O porta-voz fez a declaração rebatendo o que o bispo de Estocolmo, monsenhor Anders Arborelius, anunciou hoje, por meio de um comunicado publicado no site de sua diocese.

De acordo com Arboreliu, ele próprio advertiu a Santa Sé de que o inglês negava a existência do Holocausto[mais que mentira! Deve ser ligado a algum setor liberal, que não aceita as decisões do Santo Padre]em um programa de televisão sueco que foi ao ar no dia 21 de janeiro de 2009, três dias antes do Pontífice revogar a excomunhão de quatro bispos da Fraternidade São Pio X, incluindo Williamson.

A decisão de Bento XVI foi repudiada, principalmente, por comunidades judaicas e outros setores religiosos [que se precipitaram, claro].
Para confirmar que o Pontífice não tinha conhecimento do assunto, Lombardi relembrou notas que foram enviadas pelo Papa a dioceses do mundo inteiro para explicar a situação.

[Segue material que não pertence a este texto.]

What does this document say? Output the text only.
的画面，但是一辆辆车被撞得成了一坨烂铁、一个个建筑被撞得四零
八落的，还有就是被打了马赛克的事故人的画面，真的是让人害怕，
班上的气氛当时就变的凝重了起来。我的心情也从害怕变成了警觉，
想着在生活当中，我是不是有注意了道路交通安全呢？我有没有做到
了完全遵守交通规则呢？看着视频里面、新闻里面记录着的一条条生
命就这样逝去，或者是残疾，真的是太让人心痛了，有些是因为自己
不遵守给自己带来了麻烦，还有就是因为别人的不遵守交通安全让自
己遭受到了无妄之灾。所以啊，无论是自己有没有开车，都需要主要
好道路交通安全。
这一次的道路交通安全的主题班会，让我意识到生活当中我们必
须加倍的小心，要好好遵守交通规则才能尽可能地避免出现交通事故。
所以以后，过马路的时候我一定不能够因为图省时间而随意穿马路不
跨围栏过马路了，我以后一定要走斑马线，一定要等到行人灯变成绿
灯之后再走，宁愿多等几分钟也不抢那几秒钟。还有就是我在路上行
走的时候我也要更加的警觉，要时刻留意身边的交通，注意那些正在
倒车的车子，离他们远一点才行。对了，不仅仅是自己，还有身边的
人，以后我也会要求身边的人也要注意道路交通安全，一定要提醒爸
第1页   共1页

“A carta aos bispos de 10 de março colocou um ponto em todas as questões e não há motivo para reabri-las. O Papa explicou o motivo da remissão da excomunhão como gesto para favorecer a unidade da Igreja e, ao mesmo tempo, mostrar o não fundamento das acusações a ele dirigidas sem respeito”, pontuou o porta-voz, defendendo que “reabrir o caso Williamson não vai servir senão para criação confusão sem motivo”.

No documento, Bento XVI comentou os “erros de comunicação” e as “avalanches e protestos” que ocorreram durante o desenvolver dos fatos.

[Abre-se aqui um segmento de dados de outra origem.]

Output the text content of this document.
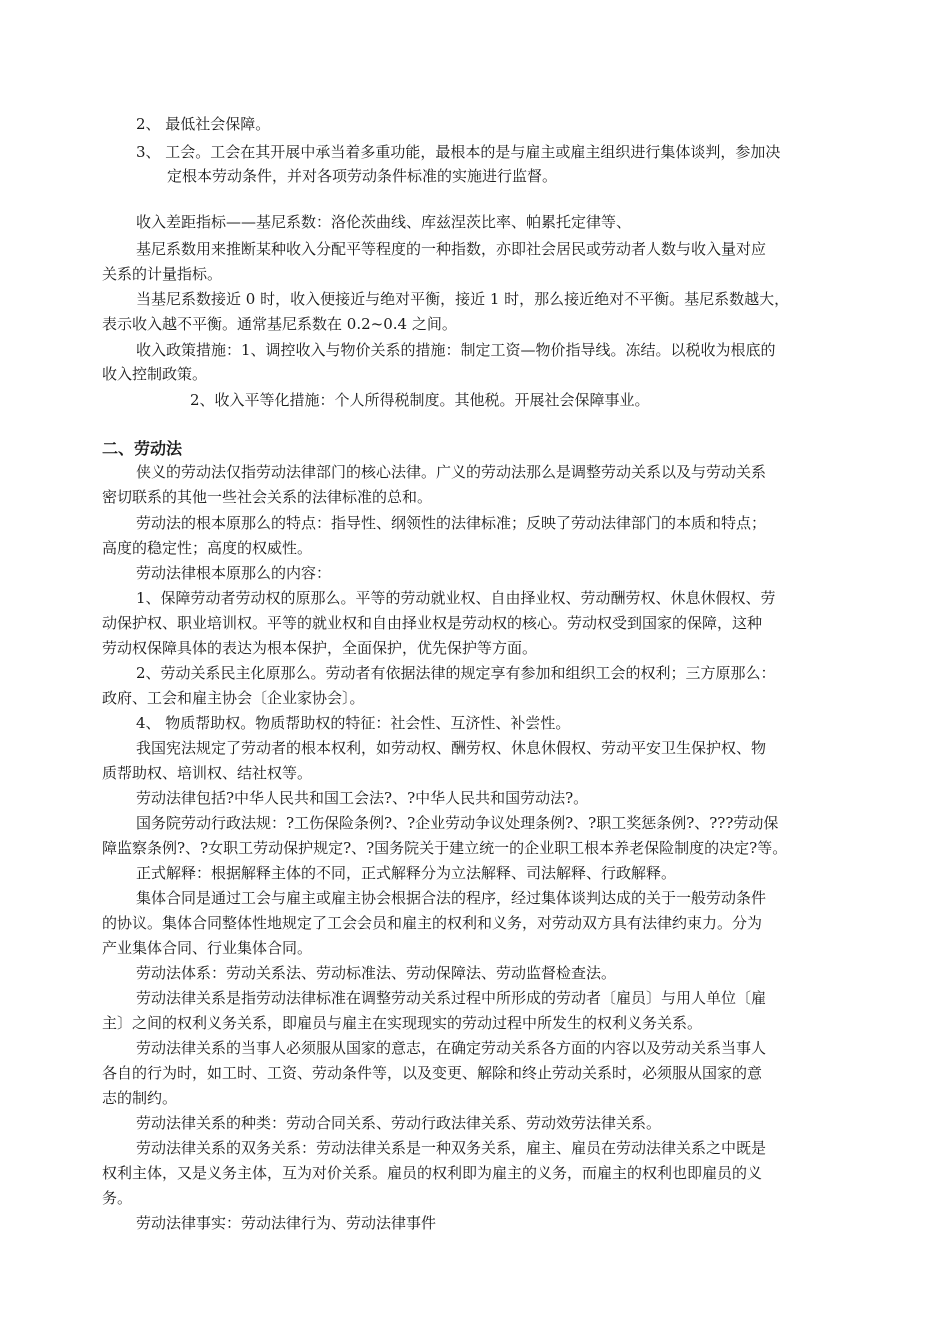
2、 最低社会保障。
3、 工会。工会在其开展中承当着多重功能，最根本的是与雇主或雇主组织进行集体谈判，参加决
定根本劳动条件，并对各项劳动条件标准的实施进行监督。
收入差距指标——基尼系数：洛伦茨曲线、库兹涅茨比率、帕累托定律等、
基尼系数用来推断某种收入分配平等程度的一种指数，亦即社会居民或劳动者人数与收入量对应
关系的计量指标。
当基尼系数接近 0 时，收入便接近与绝对平衡，接近 1 时，那么接近绝对不平衡。基尼系数越大，
表示收入越不平衡。通常基尼系数在 0.2~0.4 之间。
收入政策措施：1、调控收入与物价关系的措施：制定工资—物价指导线。冻结。以税收为根底的
收入控制政策。
2、收入平等化措施：个人所得税制度。其他税。开展社会保障事业。
二、劳动法
侠义的劳动法仅指劳动法律部门的核心法律。广义的劳动法那么是调整劳动关系以及与劳动关系
密切联系的其他一些社会关系的法律标准的总和。
劳动法的根本原那么的特点：指导性、纲领性的法律标准；反映了劳动法律部门的本质和特点；
高度的稳定性；高度的权威性。
劳动法律根本原那么的内容：
1、保障劳动者劳动权的原那么。平等的劳动就业权、自由择业权、劳动酬劳权、休息休假权、劳
动保护权、职业培训权。平等的就业权和自由择业权是劳动权的核心。劳动权受到国家的保障，这种
劳动权保障具体的表达为根本保护，全面保护，优先保护等方面。
2、劳动关系民主化原那么。劳动者有依据法律的规定享有参加和组织工会的权利；三方原那么：
政府、工会和雇主协会〔企业家协会〕。
4、 物质帮助权。物质帮助权的特征：社会性、互济性、补尝性。
我国宪法规定了劳动者的根本权利，如劳动权、酬劳权、休息休假权、劳动平安卫生保护权、物
质帮助权、培训权、结社权等。
劳动法律包括?中华人民共和国工会法?、?中华人民共和国劳动法?。
国务院劳动行政法规：?工伤保险条例?、?企业劳动争议处理条例?、?职工奖惩条例?、???劳动保
障监察条例?、?女职工劳动保护规定?、?国务院关于建立统一的企业职工根本养老保险制度的决定?等。
正式解释：根据解释主体的不同，正式解释分为立法解释、司法解释、行政解释。
集体合同是通过工会与雇主或雇主协会根据合法的程序，经过集体谈判达成的关于一般劳动条件
的协议。集体合同整体性地规定了工会会员和雇主的权利和义务，对劳动双方具有法律约束力。分为
产业集体合同、行业集体合同。
劳动法体系：劳动关系法、劳动标准法、劳动保障法、劳动监督检查法。
劳动法律关系是指劳动法律标准在调整劳动关系过程中所形成的劳动者〔雇员〕与用人单位〔雇
主〕之间的权利义务关系，即雇员与雇主在实现现实的劳动过程中所发生的权利义务关系。
劳动法律关系的当事人必须服从国家的意志，在确定劳动关系各方面的内容以及劳动关系当事人
各自的行为时，如工时、工资、劳动条件等，以及变更、解除和终止劳动关系时，必须服从国家的意
志的制约。
劳动法律关系的种类：劳动合同关系、劳动行政法律关系、劳动效劳法律关系。
劳动法律关系的双务关系：劳动法律关系是一种双务关系，雇主、雇员在劳动法律关系之中既是
权利主体，又是义务主体，互为对价关系。雇员的权利即为雇主的义务，而雇主的权利也即雇员的义
务。
劳动法律事实：劳动法律行为、劳动法律事件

A maior parte do texto do Pontífice foi dedicada para enfatizar à “necessidade” da retirada da excomunhão dos bispos, ressaltando que a decisão foi tomada visando a “união dos fiéis” [o curioso é que as pessoas que mais falam em “ecumenismo”, são as que mais “atacaram” o Santo Padre por sua sábia decisão].

“Se o empenho para a fé, para a esperança e para o amor no mundo constituem neste momento a prioridade da Igreja, então as reconciliações pequenas e médias também fazer parte (das prioridades, ndr.). Se um gesto causou tanto barulho, transformando-se no contrário de uma reconciliação, devemos tomar nota dele”, escreveu o Papa.

Williamson e os outros três bispos da Fraternidade São Pio X foram ordenados em 1988 pelo arcebispo Marcel Lefèbvre (1905-1991) — fundador da Fraternidade–, sem autorização do então papa João Paulo II. A Fraternidade também não aceitava as reformas do Concílio Vaticano 2º (1962-65) e, por isso, os religiosos foram excomungados. (ANSA)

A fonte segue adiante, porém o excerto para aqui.